Spinlock and raw_spinlock

Busy-wait locks that don't sleep — the foundation of kernel synchronization

What is a spinlock?

A spinlock is a lock that a thread holds by spinning in a tight loop until the lock becomes available. Unlike a mutex, it never puts the thread to sleep. This makes spinlocks usable in contexts where sleeping is forbidden — interrupt handlers, NMI handlers, and anywhere in_interrupt() is true.

The cost: spinning wastes CPU cycles. Spinlocks should only protect very short critical sections (typically microseconds, not milliseconds).

Two spinlock types

The kernel has two types that look similar but behave differently on PREEMPT_RT kernels:

/* include/linux/spinlock_types.h */

/* Non-RT kernels: spinlock_t wraps raw_spinlock_t */
typedef struct spinlock {
    union {
        struct raw_spinlock rlock;
    };
} spinlock_t;

/* raw_spinlock_t: always a real spinlock, never converted */
typedef struct raw_spinlock {
    arch_spinlock_t raw_lock;   /* arch-specific, e.g. queued spinlock */
#ifdef CONFIG_DEBUG_LOCK_ALLOC
    struct lockdep_map dep_map;
#endif
} raw_spinlock_t;

On a standard kernel (non-RT), spinlock_t and raw_spinlock_t behave identically.
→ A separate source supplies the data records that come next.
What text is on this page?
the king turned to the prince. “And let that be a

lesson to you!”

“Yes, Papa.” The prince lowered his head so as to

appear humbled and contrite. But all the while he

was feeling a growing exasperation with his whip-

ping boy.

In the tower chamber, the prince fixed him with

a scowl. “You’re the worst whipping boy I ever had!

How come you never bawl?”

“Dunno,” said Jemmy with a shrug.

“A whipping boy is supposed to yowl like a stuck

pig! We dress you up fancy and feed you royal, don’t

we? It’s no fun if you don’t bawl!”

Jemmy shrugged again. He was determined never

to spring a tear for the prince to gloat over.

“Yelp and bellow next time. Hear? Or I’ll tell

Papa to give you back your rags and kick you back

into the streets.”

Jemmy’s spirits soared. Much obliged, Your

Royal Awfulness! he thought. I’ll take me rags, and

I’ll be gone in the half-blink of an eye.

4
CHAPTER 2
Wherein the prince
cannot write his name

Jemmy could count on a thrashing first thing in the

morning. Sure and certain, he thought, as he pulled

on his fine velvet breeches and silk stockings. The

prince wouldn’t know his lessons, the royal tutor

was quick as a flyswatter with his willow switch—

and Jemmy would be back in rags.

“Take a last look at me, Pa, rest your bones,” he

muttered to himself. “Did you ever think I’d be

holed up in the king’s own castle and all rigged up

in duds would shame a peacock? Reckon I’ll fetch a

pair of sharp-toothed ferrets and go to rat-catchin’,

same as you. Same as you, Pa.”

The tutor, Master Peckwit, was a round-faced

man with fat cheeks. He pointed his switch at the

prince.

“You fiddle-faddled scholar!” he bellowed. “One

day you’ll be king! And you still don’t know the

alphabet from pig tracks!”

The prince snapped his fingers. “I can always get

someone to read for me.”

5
On a PREEMPT_RT kernel, spinlock_t becomes a sleeping lock (backed by rt_mutex) so that RT tasks can preempt the lock holder. raw_spinlock_t remains a true spinlock even on RT.

Rule: use spinlock_t for most code. Use raw_spinlock_t only when you need a true spinlock even on RT kernels (e.g., the scheduler's runqueue lock, which cannot sleep because the scheduler itself is how sleeping works).

Basic API

#include <linux/spinlock.h>

/* Static initialization */
DEFINE_SPINLOCK(my_lock);

/* Dynamic initialization */
spinlock_t my_lock;
spin_lock_init(&my_lock);

/* Lock / unlock (process context, preemption disabled) */
spin_lock(&my_lock);
/* critical section */
spin_unlock(&my_lock);

/* Lock/unlock + disable local interrupts */
unsigned long flags;
spin_lock_irqsave(&my_lock, flags);
/* critical section — safe even if called from process context
   where IRQ handler might also take this lock */
spin_unlock_irqrestore(&my_lock, flags);

/* Lock/unlock + disable only softirqs (bottom halves) */
spin_lock_bh(&my_lock);
spin_unlock_bh(&my_lock);

/* Non-blocking trylock (returns 1 on success, 0 on failure) */
if (spin_trylock(&my_lock)) {
    /* got the lock */
    spin_unlock(&my_lock);
}

When to use irqsave vs plain spin_lock

The rule: you need spin_lock_irqsave() if the same lock is acquired from both process context and an interrupt handler.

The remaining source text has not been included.